Interest rates hit the 30 per cent mark as Treasury securities sold a little above 30 per cent on the domestic primary market.
According to figures from the Bank of Ghana, the 91-day Treasury bill went for 29.04 per cent, about 0.44 per cent increase over the previous week.
That of the 182-bill traded at 30.22 per cent, compared with 29.94 per cent the previous week. The one-year bill however sold for 30.01 per cent, as against 29.5 per cent the previous week.
Singapore-based financial research firm, REDD Intelligence, had stated that the country is presently facing liquidity challenges, a situation causing rising interest rates.
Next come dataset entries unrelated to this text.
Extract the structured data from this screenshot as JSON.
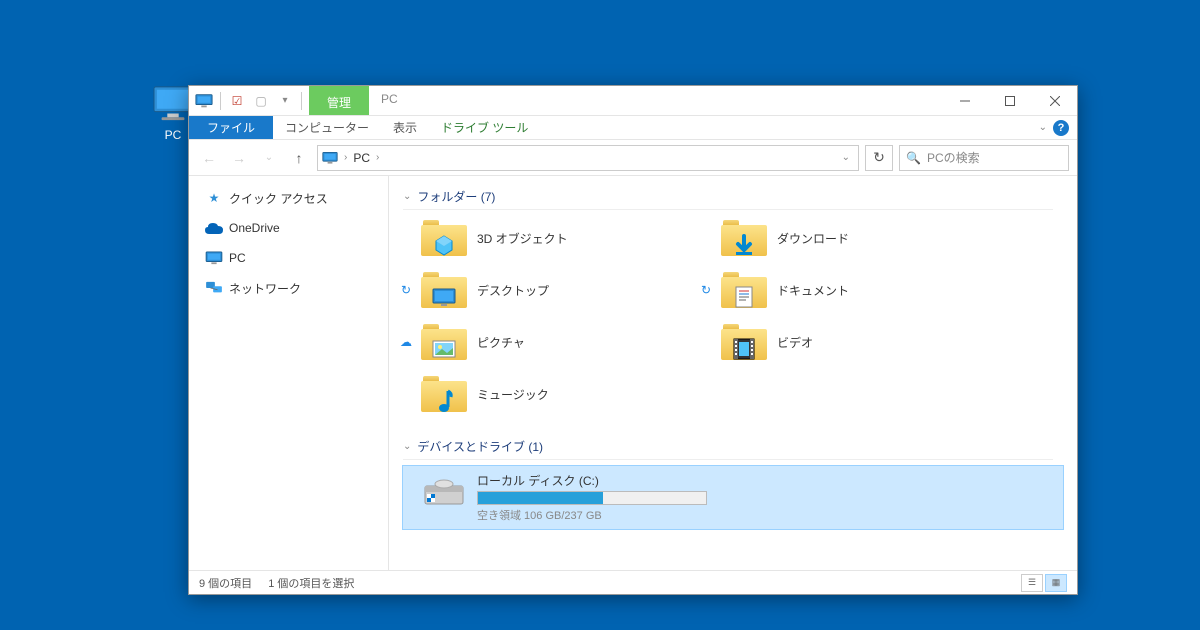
{
  "desktop": {
    "pc_label": "PC"
  },
  "titlebar": {
    "contextual_group": "管理",
    "title": "PC"
  },
  "ribbon": {
    "file": "ファイル",
    "computer": "コンピューター",
    "view": "表示",
    "drive_tools": "ドライブ ツール"
  },
  "addressbar": {
    "location": "PC",
    "search_placeholder": "PCの検索"
  },
  "sidebar": {
    "items": [
      {
        "label": "クイック アクセス",
        "icon": "quickaccess"
      },
      {
        "label": "OneDrive",
        "icon": "onedrive"
      },
      {
        "label": "PC",
        "icon": "pc"
      },
      {
        "label": "ネットワーク",
        "icon": "network"
      }
    ]
  },
  "content": {
    "folders_header": "フォルダー (7)",
    "folders": [
      {
        "label": "3D オブジェクト",
        "overlay": "3d",
        "status": ""
      },
      {
        "label": "ダウンロード",
        "overlay": "download",
        "status": ""
      },
      {
        "label": "デスクトップ",
        "overlay": "desktop",
        "status": "sync"
      },
      {
        "label": "ドキュメント",
        "overlay": "document",
        "status": "sync"
      },
      {
        "label": "ピクチャ",
        "overlay": "picture",
        "status": "cloud"
      },
      {
        "label": "ビデオ",
        "overlay": "video",
        "status": ""
      },
      {
        "label": "ミュージック",
        "overlay": "music",
        "status": ""
      }
    ],
    "drives_header": "デバイスとドライブ (1)",
    "drive": {
      "name": "ローカル ディスク (C:)",
      "free_text": "空き領域 106 GB/237 GB",
      "used_percent": 55
    }
  },
  "statusbar": {
    "count": "9 個の項目",
    "selection": "1 個の項目を選択"
  }
}
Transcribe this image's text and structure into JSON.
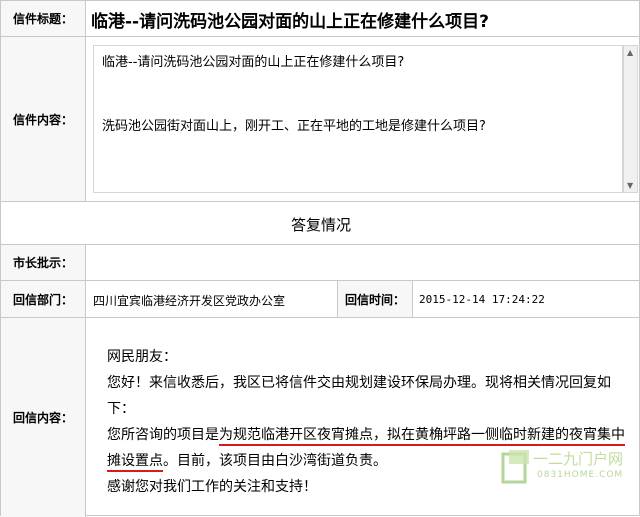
{
  "letter": {
    "title_label": "信件标题：",
    "title": "临港--请问洗码池公园对面的山上正在修建什么项目?",
    "content_label": "信件内容：",
    "content_line1": "临港--请问洗码池公园对面的山上正在修建什么项目?",
    "content_line2": "洗码池公园街对面山上，刚开工、正在平地的工地是修建什么项目?"
  },
  "reply": {
    "section_title": "答复情况",
    "mayor_label": "市长批示：",
    "dept_label": "回信部门：",
    "dept": "四川宜宾临港经济开发区党政办公室",
    "time_label": "回信时间：",
    "time": "2015-12-14 17:24:22",
    "content_label": "回信内容：",
    "greeting": "网民朋友：",
    "p1": "您好！来信收悉后，我区已将信件交由规划建设环保局办理。现将相关情况回复如下：",
    "p2_a": "您所咨询的项目是",
    "p2_u1": "为规范临港开区夜宵摊点，拟在黄桷坪路一侧临时新建的",
    "p2_u2": "夜宵集中摊设置点",
    "p2_b": "。目前，该项目由白沙湾街道负责。",
    "p3": "感谢您对我们工作的关注和支持！"
  },
  "watermark": {
    "name": "一二九门户网",
    "url": "0831HOME.COM"
  },
  "colors": {
    "underline": "#d41c1c",
    "label_bg": "#f7f7f7",
    "border": "#c8c8c8"
  }
}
The rising interest rates have boosted liquidity on the short end of the market.
According to the auction results, government secured ¢1.774 billion from the sale of the short term securities, about 2.9 per cent oversubscription. This is the 12th consecutive oversubscription achieved.
As usual, the 91-day T-bill was the most purchased, as investors bought a total of ¢1.448 billion. This was followed by the 182-day (¢218.66 million) and the 364-day bill (¢109.41 million).
Also, all the bids tendered were accepted.
Databank Research had reported that investor interest in Treasury bills continue to soar, as they take advantage of rising interest rates in the Treasury market.
This has been triggered by rising interest rates on the yield curve as investors focused on the short-term securities in the primary market for re-pricing benefits.